June 7, 2011

Quick Thoughts: WHITE COLLAR, "On Guard"

The Season 2 finale of White Collar was what people like to call a "game-changer", and I was intrigued to see how Season 3 would kick-off. While "On Guard" wasn't chock full of shockers, it was still an entertaining installment of the show.

Right off the bat, we learned that Mozzie was the one who stole the Nazi treasure, which was appreciated because spending an entire episode or more of Peter grilling Neal would've gotten old fast. Plus, Mozzie made sense. The thing is, we all knew Neal wasn't going to run off with the loot, which took all of the suspense out of the episode, but did build some momentum for the rest of the season.

The hook of Season 3 is going to be the cat and mouse game between Neal and Peter, which will be amplified by the fact that they'll still be working cases together, and their relationship will no doubt be at stake. This back and forth between the two protagonists is what's going to make White Collar stand out because of the tension alone. While watching "On Guard", I remember being worked up as Peter doubted Neal because I wanted to believe that their bond was stronger than that, and what irked me even more was the fact that he was right and I fell for Neal's charm. This combination of conflicting emotions could make White Collar one of the best shows on TV if it can maintain the right balance.

Nerve-wracking oneupmanship aside, the rest of "On Guard" was pretty standard stuff. The Case of the Week, Neal conning a thief trying to smuggle money out of the country, wasn't particularly earth-shattering. It did provide some decent jokes and an excuse to pull off a con known as the "Phoebe Cates". There's nothing wrong with that.

One of the few missteps that the episode made was it was too exposition heavy. Some of the characters explained some plot points with heavy-handed detail that I was briefly taken out of the episode. Also, the scenes where Neal and Peter demonstrated how they knew exactly what the other was thinking/doing felt like some pretty big leaps. Don't get me started on Neal painting and burning a new piece of artwork in less than 30 minutes.

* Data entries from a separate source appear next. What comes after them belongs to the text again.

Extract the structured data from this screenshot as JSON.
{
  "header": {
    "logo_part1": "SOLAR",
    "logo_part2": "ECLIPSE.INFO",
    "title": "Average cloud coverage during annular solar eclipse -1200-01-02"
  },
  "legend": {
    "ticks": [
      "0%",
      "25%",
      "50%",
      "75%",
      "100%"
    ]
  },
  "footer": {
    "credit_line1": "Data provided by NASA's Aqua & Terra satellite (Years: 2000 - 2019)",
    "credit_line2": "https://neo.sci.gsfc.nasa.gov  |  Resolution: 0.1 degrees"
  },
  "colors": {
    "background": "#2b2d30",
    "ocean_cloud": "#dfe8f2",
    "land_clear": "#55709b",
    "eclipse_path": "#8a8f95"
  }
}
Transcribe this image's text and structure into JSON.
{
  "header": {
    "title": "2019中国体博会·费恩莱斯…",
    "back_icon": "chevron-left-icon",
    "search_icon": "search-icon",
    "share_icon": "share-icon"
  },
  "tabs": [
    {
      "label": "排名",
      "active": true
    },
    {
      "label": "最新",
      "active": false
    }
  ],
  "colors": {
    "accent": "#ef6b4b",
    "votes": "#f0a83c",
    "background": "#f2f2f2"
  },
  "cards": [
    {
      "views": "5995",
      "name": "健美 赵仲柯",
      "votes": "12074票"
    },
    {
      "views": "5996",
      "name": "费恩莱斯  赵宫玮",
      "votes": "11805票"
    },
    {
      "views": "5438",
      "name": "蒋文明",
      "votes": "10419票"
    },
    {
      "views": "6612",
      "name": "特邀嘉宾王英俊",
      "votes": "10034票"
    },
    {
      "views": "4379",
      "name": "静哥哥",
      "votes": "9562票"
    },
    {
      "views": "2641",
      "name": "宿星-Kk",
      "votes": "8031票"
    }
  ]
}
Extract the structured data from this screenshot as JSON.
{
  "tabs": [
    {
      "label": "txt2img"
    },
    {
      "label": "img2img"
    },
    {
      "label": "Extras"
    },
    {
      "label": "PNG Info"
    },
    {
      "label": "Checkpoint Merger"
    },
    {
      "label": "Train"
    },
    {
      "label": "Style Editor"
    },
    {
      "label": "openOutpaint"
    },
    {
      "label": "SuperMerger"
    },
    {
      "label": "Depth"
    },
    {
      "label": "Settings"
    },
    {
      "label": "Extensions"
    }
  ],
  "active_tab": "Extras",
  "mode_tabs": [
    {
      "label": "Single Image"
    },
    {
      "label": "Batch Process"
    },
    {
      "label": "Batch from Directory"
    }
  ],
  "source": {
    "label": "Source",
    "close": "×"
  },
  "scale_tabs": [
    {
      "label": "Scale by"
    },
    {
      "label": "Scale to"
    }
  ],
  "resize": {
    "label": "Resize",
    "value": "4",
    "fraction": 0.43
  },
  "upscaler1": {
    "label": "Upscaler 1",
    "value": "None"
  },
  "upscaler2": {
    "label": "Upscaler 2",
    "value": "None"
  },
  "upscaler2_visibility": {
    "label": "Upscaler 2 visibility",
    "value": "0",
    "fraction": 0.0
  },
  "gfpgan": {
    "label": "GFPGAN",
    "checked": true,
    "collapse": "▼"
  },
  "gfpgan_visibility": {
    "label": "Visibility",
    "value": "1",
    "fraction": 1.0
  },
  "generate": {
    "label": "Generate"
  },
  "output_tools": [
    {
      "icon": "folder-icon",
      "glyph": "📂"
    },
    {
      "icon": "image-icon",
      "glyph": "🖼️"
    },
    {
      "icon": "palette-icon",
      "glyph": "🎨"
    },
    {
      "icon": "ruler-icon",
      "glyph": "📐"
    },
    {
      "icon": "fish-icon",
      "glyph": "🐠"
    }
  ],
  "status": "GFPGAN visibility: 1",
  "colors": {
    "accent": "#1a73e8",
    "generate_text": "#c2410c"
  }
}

The thing is, White Collar is one of those shows that you need to turn off your brain to enjoy. If you start thinking about the plausibility of what's going on, it gets a lot less fun, so you have to let some stuff slide. This cruise-control approach to television watching and the right amount of long-term storytelling made "On Guard" one of the better outings to date. I have a feeling it's going to be a good season.